Learn from the Content Curation Experts
It’s easy to say “curate some killer content” but as you just learned, it’s not just about making lists and posting them on the internet. There are a variety of ways to curate content effectively. Sometimes the best way to learn is to take a look at what the experts are doing.
Random House has carved out a small niche on Pinterest, and uses clever literary-themed and book-related boards (Bookshelf Styling, Your Next Great Read, Book Party) to collect and distribute content related to books and booklovers.
Intel recently launched iQ, a stream of content curated by Intel’s own employees on a range of topics including the latest tech news, sports, gaming, and health. “In a nutshell, our core objective is to share and source content that inspires, educates, entertains and helps all of us to better understand our modern world,” explains Managing Editor Luke Kintigh. The site facilitates a conversation between Intel’s employee’s and the brand’s audience.
Curating Content With ScribbleLive
Over here at ScribbleLive we’re also helping brands to curate content in real time. We’ve got a number of tools available to help you “spice up a real-time story” with engaging content from around the web.

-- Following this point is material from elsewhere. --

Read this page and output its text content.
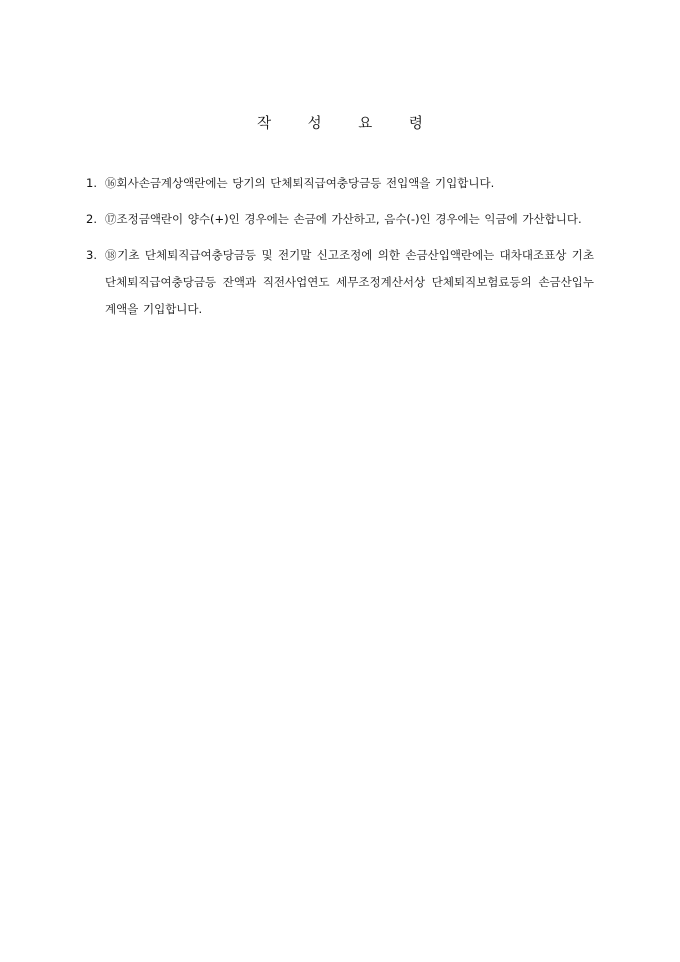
작 성 요 령
1. ⑯회사손금계상액란에는 당기의 단체퇴직급여충당금등 전입액을 기입합니다.
2. ⑰조정금액란이 양수(+)인 경우에는 손금에 가산하고, 음수(-)인 경우에는 익금에 가산합니다.
3. ⑱기초 단체퇴직급여충당금등 및 전기말 신고조정에 의한 손금산입액란에는 대차대조표상 기초 단체퇴직급여충당금등 잔액과 직전사업연도 세무조정계산서상 단체퇴직보험료등의 손금산입누계액을 기입합니다.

Sport Chek’s #MyNorth campaign uses a pinboard to collect and display basketball-related content from fans using the #MyNorth hashtag. The pinboard highlights content a number of local basketball teams and players from the Greater Toronto Area. Sport Chek used the pinboard to collect user-generated photos and tweets, and awarded the best submission a brand new community basketball court. The pinboard feature helps the Raptors create more than just a fan base, but also a community of people sharing their passion for basketball.

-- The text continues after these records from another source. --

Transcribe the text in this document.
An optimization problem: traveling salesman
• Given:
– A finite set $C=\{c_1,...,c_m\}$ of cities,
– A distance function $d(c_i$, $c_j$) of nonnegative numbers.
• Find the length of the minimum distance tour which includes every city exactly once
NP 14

Similarly, Gretzky’s Fantasy Camp uses the pinboard feature to raise awareness for Wayne Gretzky’s annual charity event. For one weekend fans get the unique opportunity to replicate the pro-hockey experience and share the ice with some of the NHL’s top players. Gretzky.com used the pinboards to collect and curate an archive of the event, displaying behind-the-scenes coverage of the Fantasy Camp weekend. The curated content was so popular that the Fantasy Camp now has a waiting list for next year!
The Grammys have also been using ScribbleLive’s software to curate second screen experiences that give viewers a glimpse of the red carpet and backstage activities. They used a white lable to curate both professional and user-generated content throughout the 2015 award show. The live stream featured content from photographers and journalists, as well as updates on award winners throughout the night. The screen also displayed a stream of moderated user comments, giving viewers the opportunity to see their tweets on screen, while allowing moderators to guide the conversation.
The Oscars also used this tool to curate content from Instagram, Twitter, and celebrity accounts during their annual event. This content curation strategy helped the both the Grammys and the Oscars retain their audience during commercial breaks by providing an engaging second-screen experience. The site also allows the event to exist as an archive, serving as a great recap that showcases the best moments of the night.